If you are not considering the relationships that parties to the transaction have with high-risk entities, you are essentially throwing away half the data, data that could be invaluable in reducing your fraud risk.

The problem, of course, is, if we want to use that relationship data, how do we build a system that can collect and then, most importantly, analyse that data?

## Weaving a web

Most financial systems are built on relational databases. The fraud detection systems they employ also use these databases for their analysis.
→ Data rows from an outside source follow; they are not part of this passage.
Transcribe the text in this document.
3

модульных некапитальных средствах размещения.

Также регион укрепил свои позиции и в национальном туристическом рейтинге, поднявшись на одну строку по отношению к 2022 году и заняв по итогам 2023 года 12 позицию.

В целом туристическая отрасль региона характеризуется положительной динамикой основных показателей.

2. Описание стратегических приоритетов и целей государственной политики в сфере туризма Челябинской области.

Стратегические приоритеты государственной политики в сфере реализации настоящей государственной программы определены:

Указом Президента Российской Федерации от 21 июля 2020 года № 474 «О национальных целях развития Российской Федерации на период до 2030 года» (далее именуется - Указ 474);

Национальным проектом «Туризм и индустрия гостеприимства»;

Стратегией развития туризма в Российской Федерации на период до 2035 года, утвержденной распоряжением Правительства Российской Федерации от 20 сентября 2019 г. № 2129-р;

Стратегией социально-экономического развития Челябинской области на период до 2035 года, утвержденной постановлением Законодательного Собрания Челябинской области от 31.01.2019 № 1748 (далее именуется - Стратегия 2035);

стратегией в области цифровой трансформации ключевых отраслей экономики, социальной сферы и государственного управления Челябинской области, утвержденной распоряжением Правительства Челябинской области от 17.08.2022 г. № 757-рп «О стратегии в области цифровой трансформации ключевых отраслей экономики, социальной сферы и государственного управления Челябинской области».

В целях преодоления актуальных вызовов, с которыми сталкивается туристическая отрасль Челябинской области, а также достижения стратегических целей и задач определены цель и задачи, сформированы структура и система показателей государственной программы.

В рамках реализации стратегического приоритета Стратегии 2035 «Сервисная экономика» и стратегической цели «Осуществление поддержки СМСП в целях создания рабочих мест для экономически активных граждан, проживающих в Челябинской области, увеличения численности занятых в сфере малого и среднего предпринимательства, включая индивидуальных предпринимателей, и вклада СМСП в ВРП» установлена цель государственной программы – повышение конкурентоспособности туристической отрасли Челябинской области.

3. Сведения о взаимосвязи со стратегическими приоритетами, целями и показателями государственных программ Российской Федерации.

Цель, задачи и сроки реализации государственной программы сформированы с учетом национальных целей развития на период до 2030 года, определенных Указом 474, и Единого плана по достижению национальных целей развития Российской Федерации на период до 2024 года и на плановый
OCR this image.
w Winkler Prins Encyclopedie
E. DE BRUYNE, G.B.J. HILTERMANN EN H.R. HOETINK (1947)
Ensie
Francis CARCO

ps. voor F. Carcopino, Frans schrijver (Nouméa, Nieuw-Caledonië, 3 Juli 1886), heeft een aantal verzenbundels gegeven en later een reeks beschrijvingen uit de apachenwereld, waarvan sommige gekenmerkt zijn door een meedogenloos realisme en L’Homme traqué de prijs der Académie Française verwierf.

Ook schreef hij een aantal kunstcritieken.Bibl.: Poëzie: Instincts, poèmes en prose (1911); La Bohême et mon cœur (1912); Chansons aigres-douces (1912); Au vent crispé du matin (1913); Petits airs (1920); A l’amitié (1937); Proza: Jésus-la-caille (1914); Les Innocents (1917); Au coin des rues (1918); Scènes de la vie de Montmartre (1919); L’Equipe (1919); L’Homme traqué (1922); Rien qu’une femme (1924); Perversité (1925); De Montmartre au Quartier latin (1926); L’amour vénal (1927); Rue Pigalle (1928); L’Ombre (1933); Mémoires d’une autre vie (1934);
However, a relational database is not good enough because the relationship analysis requires SQL queries with too many table joins. The more depth you add to the analysis, the more table joins you must construct. The time it takes to compute the joins grows exponentially with the depth of analysis. Practical experience shows that the calculation quickly consumes vast amounts of memory and CPU time, effectively grinding to a halt.

### Graph databases are better equipped for fraud detection

Graph databases take an entirely different approach to storing and processing data. They store each data point in a node rather than ordering the data in tables, columns, and rows. An edge link connects each node to other nodes.

A graph database of nodes and edges models a financial system much more effectively than a relational database due to the explicit relationships between data points. It can be fed data from existing relational databases. It allows you to link data from several databases that intuitively makes sense and is computationally more powerful.

With a graph database, the relationships between entities in your financial model no longer need to be constructed at run-time because they are already encoded in the data. Analysing the data becomes a simple matter of following the edges and hopping from one node to another. It applies your algorithms to the data as you go.

In this way, you can run much more powerful algorithms. There is a whole branch of mathematics called graph theory. It provides functions that allow you to find the shortest path between entities and identify outliers and influencers. You can also scope out communities of interest – essential functions for identifying fraudsters.